Mais uma Reflexão sobre a Pandemia: Os Efeitos da COVID-19 na Cultura do Mercado Jurídico

Para o setor jurídico, a adaptação às consequências da pandemia do COVID-19 impõe desafios que vão além de rever os acordos de trabalho tradicionais, do corte de gastos para se ajustar ao impacto em suas receitas e da adequação dos tipos de serviços ofertados.

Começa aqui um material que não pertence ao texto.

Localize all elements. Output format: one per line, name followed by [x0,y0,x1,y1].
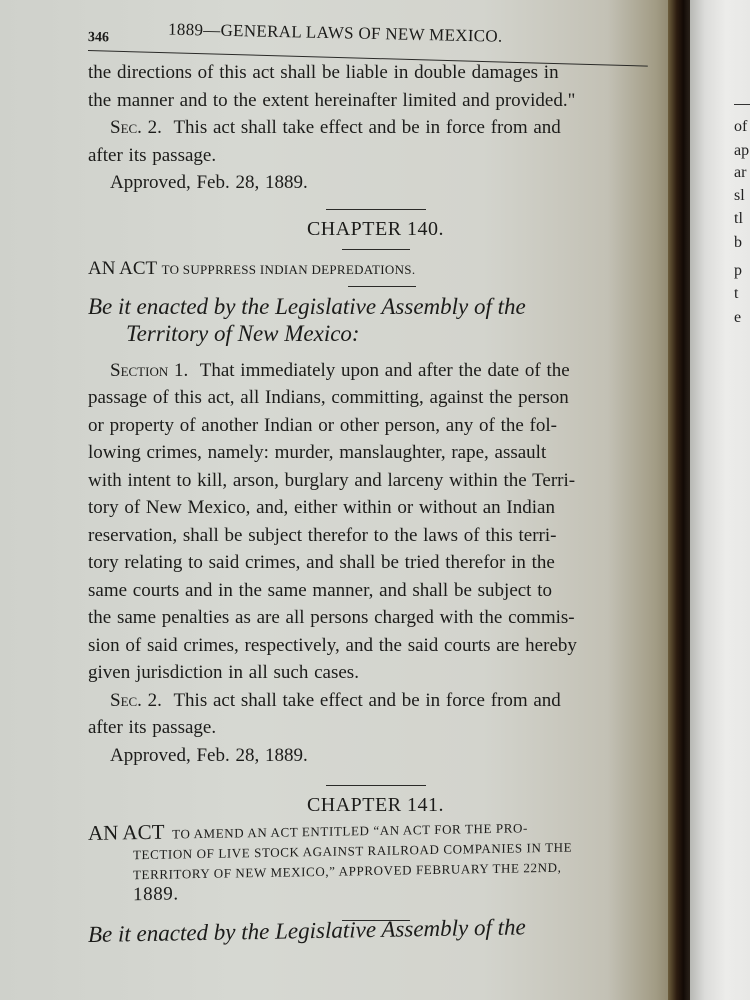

Como para muitos setores, os impactos são tão abrangentes e complexos que o resultado final ainda é incerto.

À medida em que seus clientes mudam suas prioridades em razão da pandemia e “deixam de lado” a demanda por serviços jurídicos; a lentidão imposta pela quarentena se agrava, o fluxo comercial cai, o judiciário continua paralisado e o número de novos litígios (e o andamento dos antigos) segue travado; os escritórios de advocacia, empresas de tecnologia jurídica e outros agentes do mercado jurídico, se esforçam para garantir que suas operações possam continuar com um mínimo razoável de estabilidade e segurança. 

Os agentes do mercado jurídico tentam direcionar sua oferta de serviços para atender às necessidades que surgem da crise, implementando uma série de novas páginas e portais na internet, Webinars, lives em redes sociais, divulgando informações legais relevantes para o período através de ebooks, etc. Embora soe um pouco como oportunismo, a verdade é que estão todos apreensivos e ansiosos, e cada um buscando uma forma de se manter relevante – e de sobreviver – nesse período.

Como se vê, é fácil pensar em todos os impactos negativos do COVID-19 no mercado jurídico. Mas é possível que o setor de certa forma saia melhor dessa pandemia, justamente porque foi obrigado a mudar. Na verdade, a pandemia lançou um holofote sobre a maneira desatualizada da justiça, da forma com que a lei é ensinada e dos serviços legais prestados. E, diante do cenário refletido, a tecnologia tem se mostrado um ícone de salvação. 

As formas arraigadas de fazer as coisas foram alteradas com uma velocidade, facilidade e aceitação surpreendentes. Testemunhamos o nascimento de novas maneiras de fazer as coisas e o abandono de antigos conceitos, que prometiam permanecer estáticos por séculos.

A automação, já se sabia, eliminará muitos trabalhos uma vez executados por advogados, substituindo-os por novas funções, que exigem novas habilidades e agilidade. Com a ajuda da tecnologia, o setor acelerará sua transformação gradual para um mercado multidisciplinar, integrado, capitalizado, baseado em dados, voltado para a solução de problemas e centralizado e personalizado para o cliente. E a pandemia, acredita-se, está turbinando essa transformação.

Mas mais que isso, é esperado um novo mindset. Os escritórios de advocacia estão sendo chamados a diferenciar, colaborar e substituir o modelo de parceria por uma estrutura organizacional e um modelo econômico que melhor se alinhe com sua equipe, clientes, e demanda da sociedade em geral. Há uma oportunidade de modernizar o sistema de justiça; é o momento em que os tribunais de todo o mundo podem ser redesenhados para serem mais rápidos, mais acessíveis, criativos, escaláveis ​​e eficientes; que a justiça possa ganhar mais alcance, ser mais inclusiva – há sinais encorajadores de que a modernização judicial ocorrerá: tribunais on-line em todo o mundo já lançaram alternativas remotas às tradicionais audiências judiciais, às oitivas, às reuniões plenárias.

Mas esse novo mindset pressupõe não apenas implementação de tecnologia, mas também uma mudança de cultura. Requer um compromisso coletivo para redefinir a profissão como um todo e o mercado jurídico por novas métricas, com humanidade, compaixão e compromisso social. 

É chegada a hora de que o setor jurídico efetue uma reinicialização cultural holística, que abarca fielmente a diversidade, erradica a disparidade salarial de gênero, incorpora os trabalhos flexíveis, preza pelo equilíbrio entre vida profissional e pessoal, e, principalmente: compromete-se com o acesso da justiça para todos.

O distanciamento social e o trabalho remoto criaram uma nova dinâmica social no “ambiente de trabalho”. De alguma forma “visitamos” nossos colegas de trabalho em casa. Eles veem nosso lar, nossos pets, filhos, parceiros, cônjuges. As hierarquias acabaram se tornando menos rígidas e o lado humano ficou em destaque, provocando relações mais igualitárias e menos hierárquicas. De modo geral a linha que divide nosso trabalho e nossa vida pessoal ficou um pouquinho mais tênue, não ficou? Esse pode ser o pontapé para uma nova cultura do mercado jurídico, que começa “dentro de casa”, e como casa, entenda-se nossas empresas e escritórios. Esperamos que o legado do COVID-19 sobreviva à sua cura.